George Jung, Infamous Cocaine Smuggler, Dead at 78
His life was chronicled in the 2001 film "Blow"
Was George Jung the best-known drug dealer of all time? The arc of his life, which included several stints in prison and a high-profile biopic, suggests that he was. Jung died on Wednesday at the age of 78 in Weymouth, Massachusetts, his hometown. Over the course of his life, he helped to transform the way cocaine was distributed — playing a crucial role in the rise of drug kingpin Pablo Escobar, with whom Jung worked.
At The New York Times, Katharine Q. Seelye looked back over Jung’s long and notorious life. Initially, his drug of choice was marijuana, which he was involved in the selling and smuggling of. In 1974 he was arrested and ended up in federal prison, where he met Carlos Lehder Rivas. There, Jung suggested applying what he’d learned about smuggling to a different drug: cocaine. Seelye writes that their partnership “helped alter the American drug scene by introducing large quantities of cocaine, which until then had been little used.”
Jung was the subject of the 2001 film Blow, directed by the late Ted Demme and starring Johnny Depp. The film received mixed reviews, several of which focused on the real-life figure at its center. “The failure is George Jung’s,” wrote Roger Ebert on the film’s release. “For all the glory of his success and the pathos of his failure, he never became a person interesting enough to make a movie about.”
Writing in Slate, David Edelstein was especially critical of both Jung and the film, referring to one scene in particular as “one of the most florid pieces of male victimization ever filmed.”
Jung referred to himself as an outlaw.
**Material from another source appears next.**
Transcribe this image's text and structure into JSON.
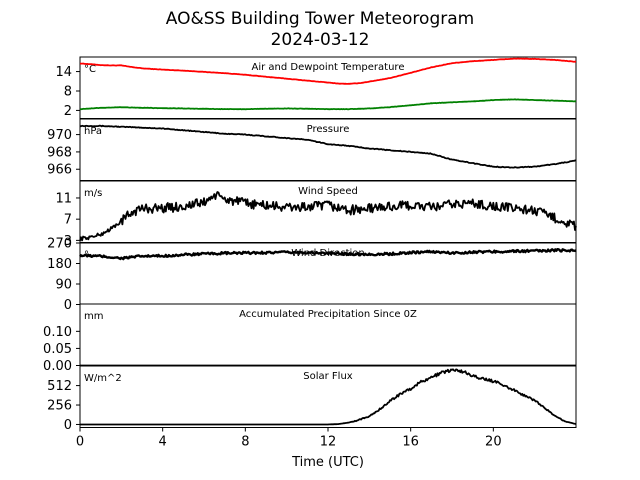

The Times cites a Boston Globe interview from 1993, in which Jung said, “A gangster is a person who steals and cheats and takes. I never took. I just gave.” The caption on the Instagram post announcing his death included the phrase “#the last #outlaw.”
“[H]e never publicly expressed regret for his role in fueling the nationwide coke epidemic of the 1980s,” Seelye notes at the Times. As legacies go, that’s an especially harrowing one to have.